Le Tribunal de commerce de Béziers, statuant en référé le 12 janvier 2026, était saisi d’une demande en paiement de retenues de garantie par un sous-traitant contre son donneur d’ordre. Le sous-traitant réclamait le règlement de neuf factures pour des travaux de plomberie et climatisation exécutés depuis 2012. Le donneur d’ordre opposait une exception d’incompétence territoriale et invoquait des malfaçons pour contester la créance. La question de droit portait sur la compétence du juge des référés pour accorder une provision malgré la pluralité des lieux d’exécution et l’existence de contestations. Le juge s’est déclaré incompétent pour les chantiers hors de son ressort et a accordé la provision pour ceux réalisés dans son ressort.
I. La compétence territoriale partielle du juge des référés
Le président rappelle le principe selon lequel la juridiction compétente est celle du lieu où demeure le défendeur. Il écarte l’application de l’article 46 du code de procédure civile en présence de multiples lieux d’exécution. Il retient que « s’il y a plusieurs lieux de livraison ou d’exécution de la prestation de service, il convient d’écarter l’article 46, alinéa 2, au profit de la compétence du tribunal du défendeur » (Motifs). Il en déduit que le tribunal ne peut connaître que des travaux exécutés dans son propre ressort. Cette solution a une valeur de rappel des règles de compétence territoriale en matière contractuelle. Sa portée est de limiter strictement la compétence du juge des référés aux chantiers situés dans son ressort.

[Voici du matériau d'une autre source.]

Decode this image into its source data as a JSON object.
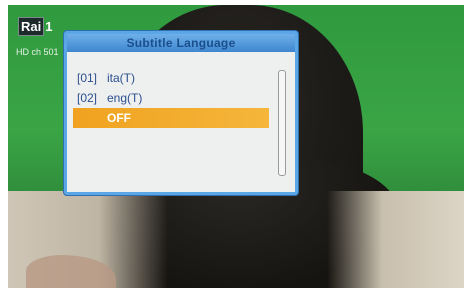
{
  "channel": {
    "logo_text": "Rai",
    "logo_number": "1",
    "info": "HD ch 501"
  },
  "dialog": {
    "title": "Subtitle Language",
    "items": [
      {
        "index": "[01]",
        "label": "ita(T)"
      },
      {
        "index": "[02]",
        "label": "eng(T)"
      },
      {
        "index": "",
        "label": "OFF"
      }
    ],
    "selected_label": "OFF"
  },
  "colors": {
    "accent_selection": "#f0a21f",
    "title_bar": "#3e86cf",
    "list_text": "#2b4f8e"
  }
}
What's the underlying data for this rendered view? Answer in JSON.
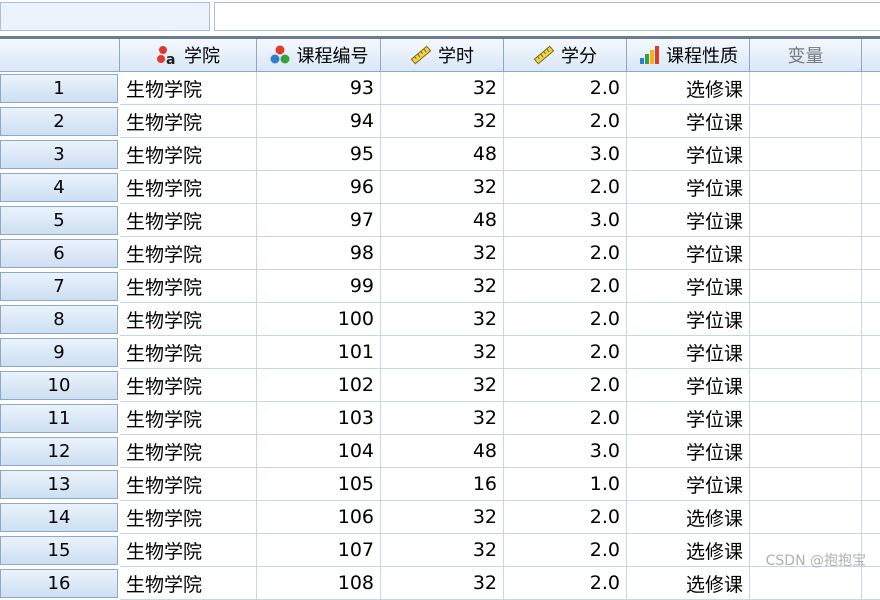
{
  "columns": [
    {
      "label": "学院",
      "icon": "nominal-string-icon",
      "align": "l"
    },
    {
      "label": "课程编号",
      "icon": "nominal-icon",
      "align": "r"
    },
    {
      "label": "学时",
      "icon": "scale-ruler-icon",
      "align": "r"
    },
    {
      "label": "学分",
      "icon": "scale-ruler-icon",
      "align": "r"
    },
    {
      "label": "课程性质",
      "icon": "ordinal-bar-icon",
      "align": "r"
    },
    {
      "label": "变量",
      "icon": "",
      "align": "l"
    }
  ],
  "rows": [
    {
      "n": "1",
      "cells": [
        "生物学院",
        "93",
        "32",
        "2.0",
        "选修课"
      ]
    },
    {
      "n": "2",
      "cells": [
        "生物学院",
        "94",
        "32",
        "2.0",
        "学位课"
      ]
    },
    {
      "n": "3",
      "cells": [
        "生物学院",
        "95",
        "48",
        "3.0",
        "学位课"
      ]
    },
    {
      "n": "4",
      "cells": [
        "生物学院",
        "96",
        "32",
        "2.0",
        "学位课"
      ]
    },
    {
      "n": "5",
      "cells": [
        "生物学院",
        "97",
        "48",
        "3.0",
        "学位课"
      ]
    },
    {
      "n": "6",
      "cells": [
        "生物学院",
        "98",
        "32",
        "2.0",
        "学位课"
      ]
    },
    {
      "n": "7",
      "cells": [
        "生物学院",
        "99",
        "32",
        "2.0",
        "学位课"
      ]
    },
    {
      "n": "8",
      "cells": [
        "生物学院",
        "100",
        "32",
        "2.0",
        "学位课"
      ]
    },
    {
      "n": "9",
      "cells": [
        "生物学院",
        "101",
        "32",
        "2.0",
        "学位课"
      ]
    },
    {
      "n": "10",
      "cells": [
        "生物学院",
        "102",
        "32",
        "2.0",
        "学位课"
      ]
    },
    {
      "n": "11",
      "cells": [
        "生物学院",
        "103",
        "32",
        "2.0",
        "学位课"
      ]
    },
    {
      "n": "12",
      "cells": [
        "生物学院",
        "104",
        "48",
        "3.0",
        "学位课"
      ]
    },
    {
      "n": "13",
      "cells": [
        "生物学院",
        "105",
        "16",
        "1.0",
        "学位课"
      ]
    },
    {
      "n": "14",
      "cells": [
        "生物学院",
        "106",
        "32",
        "2.0",
        "选修课"
      ]
    },
    {
      "n": "15",
      "cells": [
        "生物学院",
        "107",
        "32",
        "2.0",
        "选修课"
      ]
    },
    {
      "n": "16",
      "cells": [
        "生物学院",
        "108",
        "32",
        "2.0",
        "选修课"
      ]
    }
  ],
  "watermark": "CSDN @抱抱宝",
  "colors": {
    "header_bg": "#dce9f7",
    "grid_line": "#c5d6e8",
    "rowhdr_bg": "#d5e5f6"
  }
}
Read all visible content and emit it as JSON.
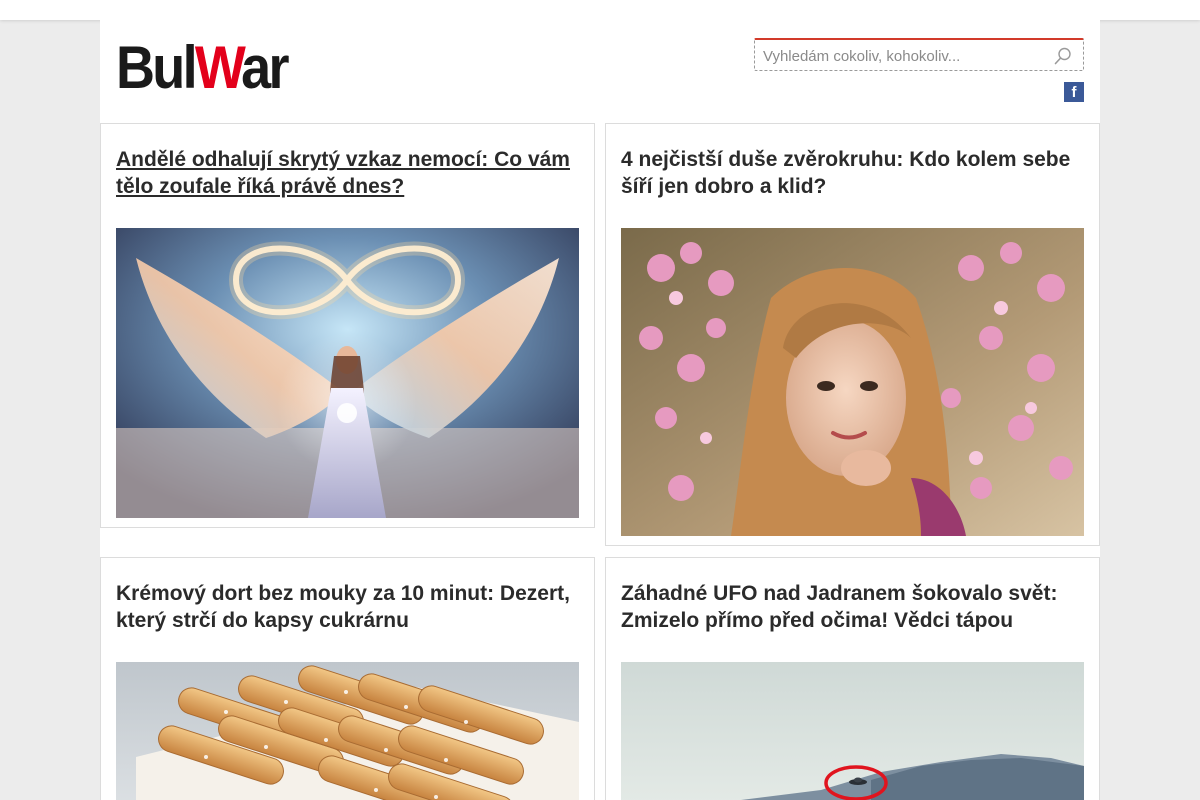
{
  "header": {
    "logo_part1": "Bul",
    "logo_part2": "W",
    "logo_part3": "ar",
    "search_placeholder": "Vyhledám cokoliv, kohokoliv...",
    "facebook_glyph": "f",
    "search_icon": "search-icon",
    "facebook_icon": "facebook-icon"
  },
  "colors": {
    "brand_red": "#e3001b",
    "logo_dark": "#1a1a1a",
    "title_text": "#2b2b2b",
    "facebook_blue": "#3b5998",
    "page_bg": "#ececec"
  },
  "articles": [
    {
      "title": "Andělé odhalují skrytý vzkaz nemocí: Co vám tělo zoufale říká právě dnes?",
      "image": "angel-with-infinity-halo-image",
      "underlined": true
    },
    {
      "title": "4 nejčistší duše zvěrokruhu: Kdo kolem sebe šíří jen dobro a klid?",
      "image": "woman-among-pink-blossoms-image"
    },
    {
      "title": "Krémový dort bez mouky za 10 minut: Dezert, který strčí do kapsy cukrárnu",
      "image": "ladyfinger-cream-cake-image"
    },
    {
      "title": "Záhadné UFO nad Jadranem šokovalo svět: Zmizelo přímo před očima! Vědci tápou",
      "image": "ufo-over-adriatic-image"
    }
  ]
}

II. L’absence de contestation sérieuse de la créance provisionnelle
Le juge constate que le donneur d’ordre invoque des malfaçons mais « n’apporte aucun élément probant et satisfactoire permettant à la juridiction de céans d’arbitrer le montant des demandes reconventionnelles » (Motifs). Il rappelle la charge de la preuve pesant sur celui qui se prétend libéré. Il en conclut que la créance du sous-traitant n’est pas sérieusement contestable. Cette solution a une valeur de rappel des conditions d’octroi d’une provision en référé. Sa portée est d’affirmer que des allégations non étayées ne suffisent pas à faire obstacle à la demande de provision.